L. WALASIK, Greffier.
DÉBATS :
A l’audience publique du 29 janvier 2026
Le Président a, à l’issue des débats, avisé les parties présentes, ou régulièrement représentées, que le jugement serait rendu le 26 mars 2026.
JUGEMENT :
Prononcé publiquement et par mise à disposition au greffe le 26 mars 2026 par Fabienne COURTILLAT, Vice-Présidente, qui a signé le jugement avec la greffière.
N° RG 25/00720 – N° Portalis DB2M-W-B7J-D45M
EXPOSÉ DES FAITS
La SARL ALPHANEGOCE, ayant pour gérant M., [X], [H], dont le siège social se situe, [Adresse 3] à, [Localité 3], avec un établissement secondaire sous le nom d’enseigne « CHAROL MOTOCULTURE », situé, [Adresse 4] à, [Localité 4], exerce l’activité d’achat, revente et réparation de tondeuse à gazon.
M., [A], [K] est le président de la SAS AVELIS GROUPE, ayant son siège social, [Adresse 5], qui exerce dans la construction de tous bâtiments. En tant que personne physique, M., [K] réside, [Adresse 6] à, [Localité 5].
Par courriel du 15 février 2024, M., [Q], [R], acheteur pour la société AVELIS, a demandé un devis pour une maintenance complète d’une tondeuse de marque SHIBAURA à récupérer à l’adresse, [Adresse 7] à, [Localité 6] en donnant le numéro de M., [K] comme personne à contacter.
Le 27 février 2024, M., [X], [K] a accepté l’offre faite par courriel et devis du 26 février 2024, de la société ALPHANEGOCE, proposant la vente avec installation d’un robot système RTK moyennant le paiement de la somme de 10858 euros, et la reprise de la tondeuse de marque SHIBAURA pour un prix de 6000 euros.
Le 28 février 2024, M., [X], [K] a dressé en son nom propre un certificat de cession indiquant avoir vendu à la société CHAROL MOTOCULTURE, représentée par M., [X], [H], une tondeuse à gazon de marque SHIBAURA (modèle CM28, chassis n°20118-06, engin n°87665) moyennant la somme de 6000 euros.
Le robot système RTK a été livré le 7 mars 2024 et la société ALPHANEGOCE a, sur demande de Mme, [T], [K] par courriel du 14 mars 2024, modifié la facture en l’adressant à la société AVELIS GROUP. Le virement, d’une somme de 10 858 euros, a été réalisé le même jour par la société AVELIS GROUP.
Le 26 mars 2025,, [T], [K] a adressé à M., [H] le RIB des époux, [K] pour règlement de la somme de 6000 euros concernant la tondeuse reprise.

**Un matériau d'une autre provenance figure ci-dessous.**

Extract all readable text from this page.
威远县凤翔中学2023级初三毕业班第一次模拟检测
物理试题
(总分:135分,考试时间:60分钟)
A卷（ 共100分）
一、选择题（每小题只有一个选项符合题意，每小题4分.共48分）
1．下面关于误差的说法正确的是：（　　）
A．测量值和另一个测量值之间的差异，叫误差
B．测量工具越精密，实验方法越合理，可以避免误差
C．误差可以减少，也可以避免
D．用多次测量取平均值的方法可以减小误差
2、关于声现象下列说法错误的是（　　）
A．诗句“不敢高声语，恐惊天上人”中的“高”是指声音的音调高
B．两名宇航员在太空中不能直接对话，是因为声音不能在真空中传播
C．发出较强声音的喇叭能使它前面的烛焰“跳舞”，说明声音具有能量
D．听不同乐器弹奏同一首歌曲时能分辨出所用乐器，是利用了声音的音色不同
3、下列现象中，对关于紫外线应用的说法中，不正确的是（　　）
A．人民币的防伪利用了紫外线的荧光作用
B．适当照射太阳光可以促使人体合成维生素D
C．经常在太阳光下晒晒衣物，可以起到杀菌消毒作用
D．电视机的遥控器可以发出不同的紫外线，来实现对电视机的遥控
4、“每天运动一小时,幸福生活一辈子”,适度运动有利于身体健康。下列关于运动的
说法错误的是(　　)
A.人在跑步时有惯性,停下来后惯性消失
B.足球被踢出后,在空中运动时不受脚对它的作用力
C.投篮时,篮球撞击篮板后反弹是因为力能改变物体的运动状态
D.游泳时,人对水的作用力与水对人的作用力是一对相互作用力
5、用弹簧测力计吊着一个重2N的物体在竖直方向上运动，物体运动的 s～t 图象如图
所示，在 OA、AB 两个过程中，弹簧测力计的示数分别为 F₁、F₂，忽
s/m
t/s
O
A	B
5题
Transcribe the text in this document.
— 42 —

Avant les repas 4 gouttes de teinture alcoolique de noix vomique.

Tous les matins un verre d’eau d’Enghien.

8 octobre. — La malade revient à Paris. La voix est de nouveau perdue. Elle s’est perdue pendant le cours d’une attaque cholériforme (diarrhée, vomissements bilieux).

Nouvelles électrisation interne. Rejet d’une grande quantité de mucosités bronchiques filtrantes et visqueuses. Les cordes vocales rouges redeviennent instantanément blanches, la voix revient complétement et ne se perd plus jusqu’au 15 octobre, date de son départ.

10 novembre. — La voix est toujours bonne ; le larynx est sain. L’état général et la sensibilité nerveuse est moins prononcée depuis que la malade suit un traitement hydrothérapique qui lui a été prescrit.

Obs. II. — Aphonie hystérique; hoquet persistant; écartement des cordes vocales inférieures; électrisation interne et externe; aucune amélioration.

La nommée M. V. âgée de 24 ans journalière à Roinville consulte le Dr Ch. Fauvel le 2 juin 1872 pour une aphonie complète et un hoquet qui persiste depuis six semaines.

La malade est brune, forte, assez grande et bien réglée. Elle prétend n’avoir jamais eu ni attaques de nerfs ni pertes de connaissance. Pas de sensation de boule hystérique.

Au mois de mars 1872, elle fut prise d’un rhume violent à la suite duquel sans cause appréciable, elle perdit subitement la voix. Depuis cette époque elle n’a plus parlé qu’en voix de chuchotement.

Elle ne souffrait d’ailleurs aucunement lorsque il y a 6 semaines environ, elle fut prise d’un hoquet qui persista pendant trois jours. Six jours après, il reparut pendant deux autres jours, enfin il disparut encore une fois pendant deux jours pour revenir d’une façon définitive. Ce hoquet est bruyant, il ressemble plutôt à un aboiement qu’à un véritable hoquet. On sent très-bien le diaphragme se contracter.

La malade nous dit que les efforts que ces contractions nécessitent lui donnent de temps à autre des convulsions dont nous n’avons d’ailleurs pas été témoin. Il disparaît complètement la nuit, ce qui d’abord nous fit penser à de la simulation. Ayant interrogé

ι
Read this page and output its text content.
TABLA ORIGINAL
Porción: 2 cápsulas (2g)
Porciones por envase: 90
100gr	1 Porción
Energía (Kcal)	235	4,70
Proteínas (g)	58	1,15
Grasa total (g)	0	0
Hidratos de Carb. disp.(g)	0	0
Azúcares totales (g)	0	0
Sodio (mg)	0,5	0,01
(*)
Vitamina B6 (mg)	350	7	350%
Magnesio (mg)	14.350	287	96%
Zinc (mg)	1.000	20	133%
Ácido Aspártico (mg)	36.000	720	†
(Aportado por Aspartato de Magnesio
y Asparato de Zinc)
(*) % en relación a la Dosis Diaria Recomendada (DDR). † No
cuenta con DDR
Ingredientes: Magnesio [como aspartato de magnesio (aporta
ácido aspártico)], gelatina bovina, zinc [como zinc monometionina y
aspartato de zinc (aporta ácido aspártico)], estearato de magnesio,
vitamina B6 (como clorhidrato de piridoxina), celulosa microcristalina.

Après l’envoi de différents courriels pour obtenir le paiement du prix de la tondeuse de marque SHIBAURA, M., [K] a, par l’intermédiaire de son conseil, mis en demeure la société ALPHANEGOCE de lui payer sa créance de 6000 euros, par lettre recommandée du 5 juillet 2025, avisée mais non réclamée.
Début octobre 2024, la société ALPHANEGOCE a proposé au conseil de M., [K] un versement du prix en deux fois dans le courant du mois.
Toutefois, par lettre recommandée distribuée le 14 octobre 2024, la société ALPHANEGOCE a demandé à M., [K] de lui fournir un justificatif de propriété concernant ladite tondeuse, puisque la modification de facturation intervenue le 14 mars 2024 l’interrogeait sur l’origine exacte de ce bien et sur la question de savoir si la somme de 6000 euros ne devait pas être reversée à la société AVELIS.
Aucun versement n’a finalement été exécuté.
C’est dans ce contexte que M., [K] a saisi le président du tribunal judiciaire de MACON d’une requête en injonction de payer reçue au greffe le 21 octobre 2024.
Par ordonnance d’injonction de payer rendue le 3 février 2025, celui-ci a fait droit à la requête de M., [K] et a enjoint la société ALPHANEGOCE de verser au requérant les sommes suivantes :
— 6000 euros en principal
— 500 euros à titre de dommages et intérêts
— 500 euros au titre de l’article 700 du code de procédure civile
Ladite ordonnance a été signifiée le 20 mai 2025 à la société ALPHANEGOCE par remise à étude.
Par lettre recommandée avec accusé de réception en date du 10 juin 2025, la société ALPHANEGOCE a formé opposition à l’ordonnance d’injonction de payer du 3 février 2025.
L’affaire a été appelée au fond à l’audience du 23 octobre 2025, les deux parties étant représentées et ayant déposé des conclusions, puis mise en délibéré au 18 décembre 2025.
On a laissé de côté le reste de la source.